Por JESÚS GONZÁLEZ BOLAÑOS
Colombia vive atrapada en un estado de estrés colectivo provocado por violencias persistentes y multifacéticas. Cada día somos testigos de hechos agresivos que estremecen la vida cotidiana en enclaves que involucran campos y ciudades. Pero más allá de la rutina de homicidios, -el indicador más difundido-, lo que está en juego es un entramado criminal más amplio: delitos derivados de economías ilegales, redes de extorsión, mafias sicariales especializadas, secuestros en ascenso y desplazamientos forzados que siguen lacerando a las comunidades. Este tipo de violencia afecta profundamente las condiciones materiales y emocionales de vida de millones de personas.

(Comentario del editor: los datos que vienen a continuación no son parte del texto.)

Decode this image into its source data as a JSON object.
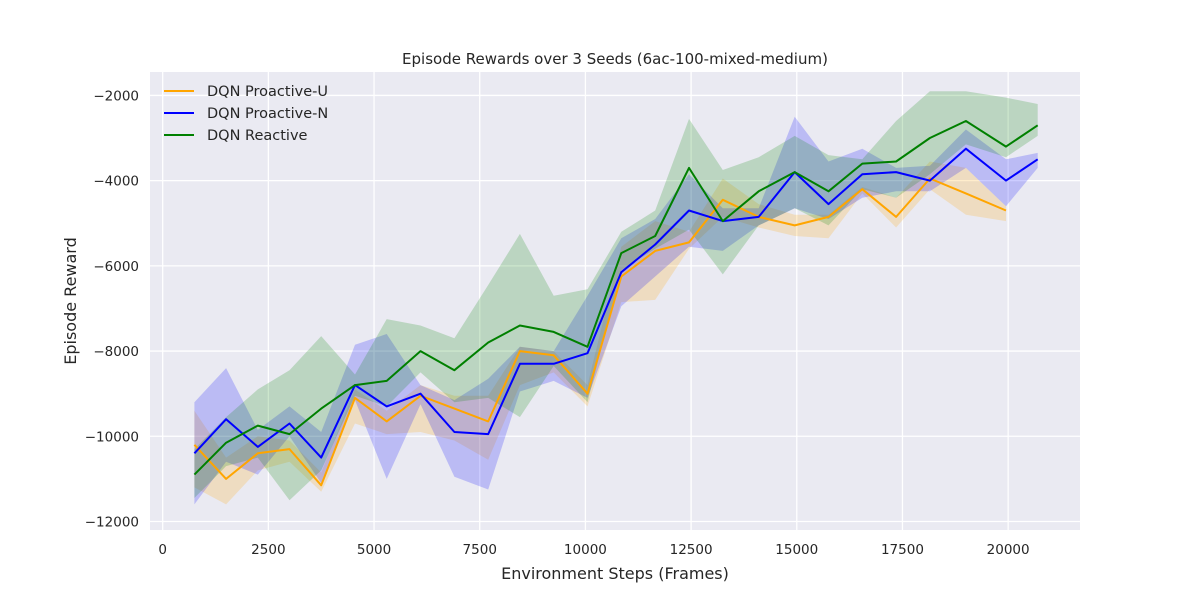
{
  "chart_data": {
    "type": "line",
    "title": "Episode Rewards over 3 Seeds (6ac-100-mixed-medium)",
    "xlabel": "Environment Steps (Frames)",
    "ylabel": "Episode Reward",
    "xlim": [
      -300,
      21700
    ],
    "ylim": [
      -12200,
      -1450
    ],
    "xticks": [
      0,
      2500,
      5000,
      7500,
      10000,
      12500,
      15000,
      17500,
      20000
    ],
    "yticks": [
      -12000,
      -10000,
      -8000,
      -6000,
      -4000,
      -2000
    ],
    "grid": true,
    "legend_position": "top-left",
    "series": [
      {
        "name": "DQN Proactive-U",
        "color": "#FFA500",
        "x": [
          750,
          1500,
          2250,
          3000,
          3750,
          4550,
          5300,
          6100,
          6900,
          7700,
          8450,
          9250,
          10050,
          10850,
          11650,
          12450,
          13250,
          14100,
          14950,
          15750,
          16550,
          17350,
          18150,
          19000,
          19950
        ],
        "y": [
          -10200,
          -11000,
          -10400,
          -10300,
          -11150,
          -9100,
          -9650,
          -9050,
          -9350,
          -9650,
          -8000,
          -8100,
          -9000,
          -6250,
          -5650,
          -5450,
          -4450,
          -4850,
          -5050,
          -4850,
          -4200,
          -4850,
          -3950,
          -4300,
          -4700
        ],
        "lower": [
          -11200,
          -11600,
          -10800,
          -10600,
          -11300,
          -9700,
          -9950,
          -9900,
          -10100,
          -10550,
          -8800,
          -8500,
          -9300,
          -6850,
          -6800,
          -5600,
          -4850,
          -5100,
          -5300,
          -5350,
          -4300,
          -5100,
          -4200,
          -4800,
          -4950
        ],
        "upper": [
          -9400,
          -10500,
          -10000,
          -10100,
          -10850,
          -8900,
          -9400,
          -8800,
          -9050,
          -9050,
          -7900,
          -8000,
          -8800,
          -5550,
          -4950,
          -5200,
          -3950,
          -4550,
          -4800,
          -4800,
          -4150,
          -4400,
          -3550,
          -3700,
          -4600
        ]
      },
      {
        "name": "DQN Proactive-N",
        "color": "#0000FF",
        "x": [
          750,
          1500,
          2250,
          3000,
          3750,
          4550,
          5300,
          6100,
          6900,
          7700,
          8450,
          9250,
          10050,
          10850,
          11650,
          12450,
          13250,
          14100,
          14950,
          15750,
          16550,
          17350,
          18150,
          19000,
          19950,
          20700
        ],
        "y": [
          -10400,
          -9600,
          -10250,
          -9700,
          -10500,
          -8800,
          -9300,
          -9000,
          -9900,
          -9950,
          -8300,
          -8300,
          -8050,
          -6150,
          -5500,
          -4700,
          -4950,
          -4850,
          -3800,
          -4550,
          -3850,
          -3800,
          -4000,
          -3250,
          -4000,
          -3500
        ],
        "lower": [
          -11600,
          -10600,
          -10900,
          -10000,
          -11100,
          -9150,
          -11000,
          -9250,
          -10950,
          -11250,
          -8950,
          -8700,
          -9100,
          -6950,
          -6250,
          -5550,
          -5650,
          -5050,
          -4650,
          -4900,
          -4400,
          -4250,
          -4250,
          -3700,
          -4600,
          -3700
        ],
        "upper": [
          -9200,
          -8400,
          -9850,
          -9300,
          -9900,
          -7850,
          -7600,
          -8800,
          -9150,
          -8650,
          -7900,
          -8000,
          -6700,
          -5350,
          -4900,
          -3850,
          -4650,
          -4650,
          -2500,
          -3550,
          -3250,
          -3700,
          -3650,
          -2800,
          -3500,
          -3350
        ]
      },
      {
        "name": "DQN Reactive",
        "color": "#008000",
        "x": [
          750,
          1500,
          2250,
          3000,
          3750,
          4550,
          5300,
          6100,
          6900,
          7700,
          8450,
          9250,
          10050,
          10850,
          11650,
          12450,
          13250,
          14100,
          14950,
          15750,
          16550,
          17350,
          18150,
          19000,
          19950,
          20700
        ],
        "y": [
          -10900,
          -10150,
          -9750,
          -9950,
          -9350,
          -8800,
          -8700,
          -8000,
          -8450,
          -7800,
          -7400,
          -7550,
          -7900,
          -5700,
          -5300,
          -3700,
          -4950,
          -4250,
          -3800,
          -4250,
          -3600,
          -3550,
          -3000,
          -2600,
          -3200,
          -2700
        ],
        "lower": [
          -11450,
          -10700,
          -10500,
          -11500,
          -10800,
          -9050,
          -9300,
          -8500,
          -9200,
          -9100,
          -9550,
          -8350,
          -9200,
          -6100,
          -5600,
          -5150,
          -6200,
          -5050,
          -4650,
          -5050,
          -4200,
          -4400,
          -3850,
          -3150,
          -3450,
          -2950
        ],
        "upper": [
          -10300,
          -9550,
          -8900,
          -8450,
          -7650,
          -8550,
          -7250,
          -7400,
          -7700,
          -6450,
          -5250,
          -6700,
          -6550,
          -5200,
          -4700,
          -2550,
          -3750,
          -3450,
          -2950,
          -3400,
          -3500,
          -2600,
          -1900,
          -1900,
          -2050,
          -2200
        ]
      }
    ]
  },
  "colors": {
    "plot_background": "#EAEAF2",
    "grid": "#FFFFFF",
    "text": "#262626"
  }
}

La más reciente noticia criminal que nos golpea como sociedad es el caso del secuestro de un niño preadolescente en Jamundí, Valle del Cauca, inicialmente presentado como un hecho extorsivo.
Sin embargo, las informaciones recientes apuntan ahora a un ajuste de cuentas entre mafias, un episodio más en la lógica de venganzas y cobros violentos entre grupos criminales. Este hecho no se limita a un caso aislado: revela una red mucho más amplia que involucra intereses mafiosos que atraviesan todo el Valle del Cauca y se proyectan hacia redes internacionales. La noticia no llega sola: se enmarca en un contexto donde, según cifras recientes de Naciones Unidas, la producción y circulación de drogas ilícitas ha crecido, y donde las violencias asociadas se reciclan, renovando guerras pasadas y reactualizando botines históricos de las mafias.

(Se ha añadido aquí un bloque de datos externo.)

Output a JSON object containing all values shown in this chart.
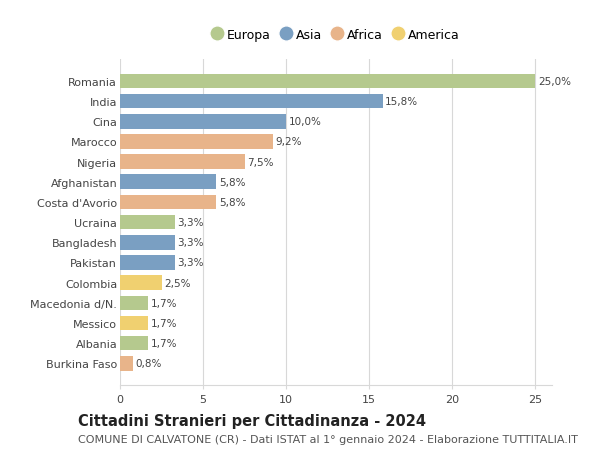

El narcotráfico y las mafias en Colombia no son fenómenos recientes ni aislados. Tienen una genealogía profunda, una saga intergeneracional que ha moldeado prácticas, códigos y estilos de vida en diversos enclaves del país. Hoy asistimos a una peligrosa confluencia: por lo menos tres generaciones de mafias —desde los viejos capos reciclados hasta los emergentes violentos— se enfrentan en diversos escenarios por el control de antiguas fortunas acumuladas, territorios, rutas y mercados. Esta lucha no solo se libra con fusiles, sino con dinero, alianzas políticas, vínculos con redes empresariales y corrupción de instituciones. Se ha ampliado incluso a escenarios transnacionales, extendiéndose a lo largo de América Latina, lo que evidencia la magnitud del problema y el tipo de desafío que enfrentamos.

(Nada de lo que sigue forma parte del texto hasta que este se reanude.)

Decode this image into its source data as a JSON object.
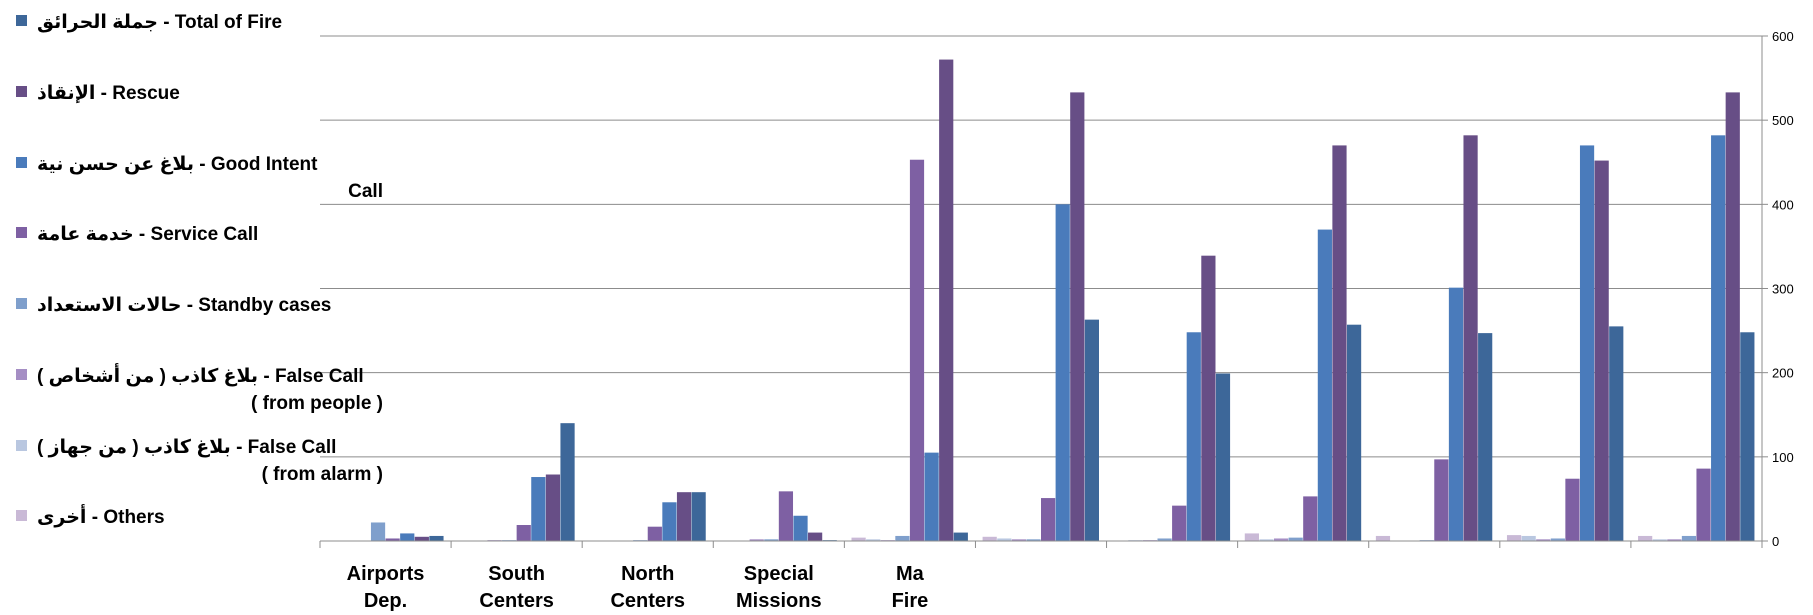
{
  "chart_data": {
    "type": "bar",
    "categories": [
      [
        "Airports",
        "Dep."
      ],
      [
        "South",
        "Centers"
      ],
      [
        "North",
        "Centers"
      ],
      [
        "Special",
        "Missions"
      ],
      [
        "Ma",
        "Fire"
      ],
      [
        "",
        ""
      ],
      [
        "",
        ""
      ],
      [
        "",
        ""
      ],
      [
        "",
        ""
      ],
      [
        "",
        ""
      ],
      [
        "",
        ""
      ]
    ],
    "series": [
      {
        "name": [
          "أخرى  -  Others"
        ],
        "color": "#c9b9d6",
        "values": [
          0,
          0,
          0,
          0,
          4,
          5,
          0,
          9,
          6,
          7,
          6
        ]
      },
      {
        "name": [
          "بلاغ كاذب ( من جهاز )  -  False  Call",
          "( from alarm )"
        ],
        "color": "#b9c7e0",
        "values": [
          0,
          0,
          0,
          0,
          2,
          3,
          1,
          2,
          0,
          6,
          2
        ]
      },
      {
        "name": [
          "بلاغ كاذب ( من أشخاص )  -  False  Call",
          "( from people )"
        ],
        "color": "#a58ec4",
        "values": [
          0,
          1,
          0,
          2,
          1,
          2,
          1,
          3,
          0,
          2,
          2
        ]
      },
      {
        "name": [
          "حالات الاستعداد  -  Standby cases"
        ],
        "color": "#7f9fcc",
        "values": [
          22,
          1,
          1,
          2,
          6,
          2,
          3,
          4,
          1,
          3,
          6
        ]
      },
      {
        "name": [
          "خدمة عامة  -  Service  Call"
        ],
        "color": "#7e60a3",
        "values": [
          3,
          19,
          17,
          59,
          453,
          51,
          42,
          53,
          97,
          74,
          86
        ]
      },
      {
        "name": [
          "بلاغ عن حسن نية  -  Good  Intent",
          "Call"
        ],
        "color": "#4a7bbb",
        "values": [
          9,
          76,
          46,
          30,
          105,
          400,
          248,
          370,
          301,
          470,
          482
        ]
      },
      {
        "name": [
          "الإنقاذ  -  Rescue"
        ],
        "color": "#674e86",
        "values": [
          5,
          79,
          58,
          10,
          572,
          533,
          339,
          470,
          482,
          452,
          533
        ]
      },
      {
        "name": [
          "جملة الحرائق  -  Total of  Fire"
        ],
        "color": "#3d6799",
        "values": [
          6,
          140,
          58,
          1,
          10,
          263,
          199,
          257,
          247,
          255,
          248
        ]
      }
    ],
    "legend_order": [
      7,
      6,
      5,
      4,
      3,
      2,
      1,
      0
    ],
    "ylim": [
      0,
      600
    ],
    "yticks": [
      "0",
      "100",
      "200",
      "300",
      "400",
      "500",
      "600"
    ],
    "y_axis_side": "right",
    "legend_position": "left",
    "grid": true
  }
}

El Estado y la sociedad colombiana tienen ante sí el mayor reto de las últimas décadas: enfrentar un fenómeno criminal en expansión, que combina violencia armada, captura institucional, penetración territorial y poder económico. Las instituciones democráticas —no cualquier actor— tienen la obligación y la responsabilidad histórica de proteger la vida y la dignidad de la población. Pero la pregunta es urgente y dolorosa: ¿están realmente cumpliendo con este mandato? Sabemos que el país ya ha vivido oleadas violentas similares; sin embargo, lo que hoy se configura es una guerra renovada, con viejas castas mafiosas enfrentadas a nuevos actores en disputas sangrientas. No se trata solo de criminales armados. Detrás de estas tragedias se esconden redes legales y paraestatales, formas de encubrimiento empresarial, intereses inmobiliarios y políticos, que permiten y alimentan este ciclo de violencia.
Es inevitable entonces preguntar: ¿Dónde está la política criminal del Estado frente a esta realidad? ¿Qué se está haciendo para golpear las finanzas de estas organizaciones, intervenir sus redes logísticas y desmantelar las alianzas entre lo legal y lo ilegal? ¿Qué acciones concretas se están tomando para frenar el desangre nacional que ya no da tregua? Lastimosamente, hasta ahora, no hay respuestas contundentes y frente a esta ausencia, la ciudadanía sigue preguntando, con razón y con temor: ¿quién responde?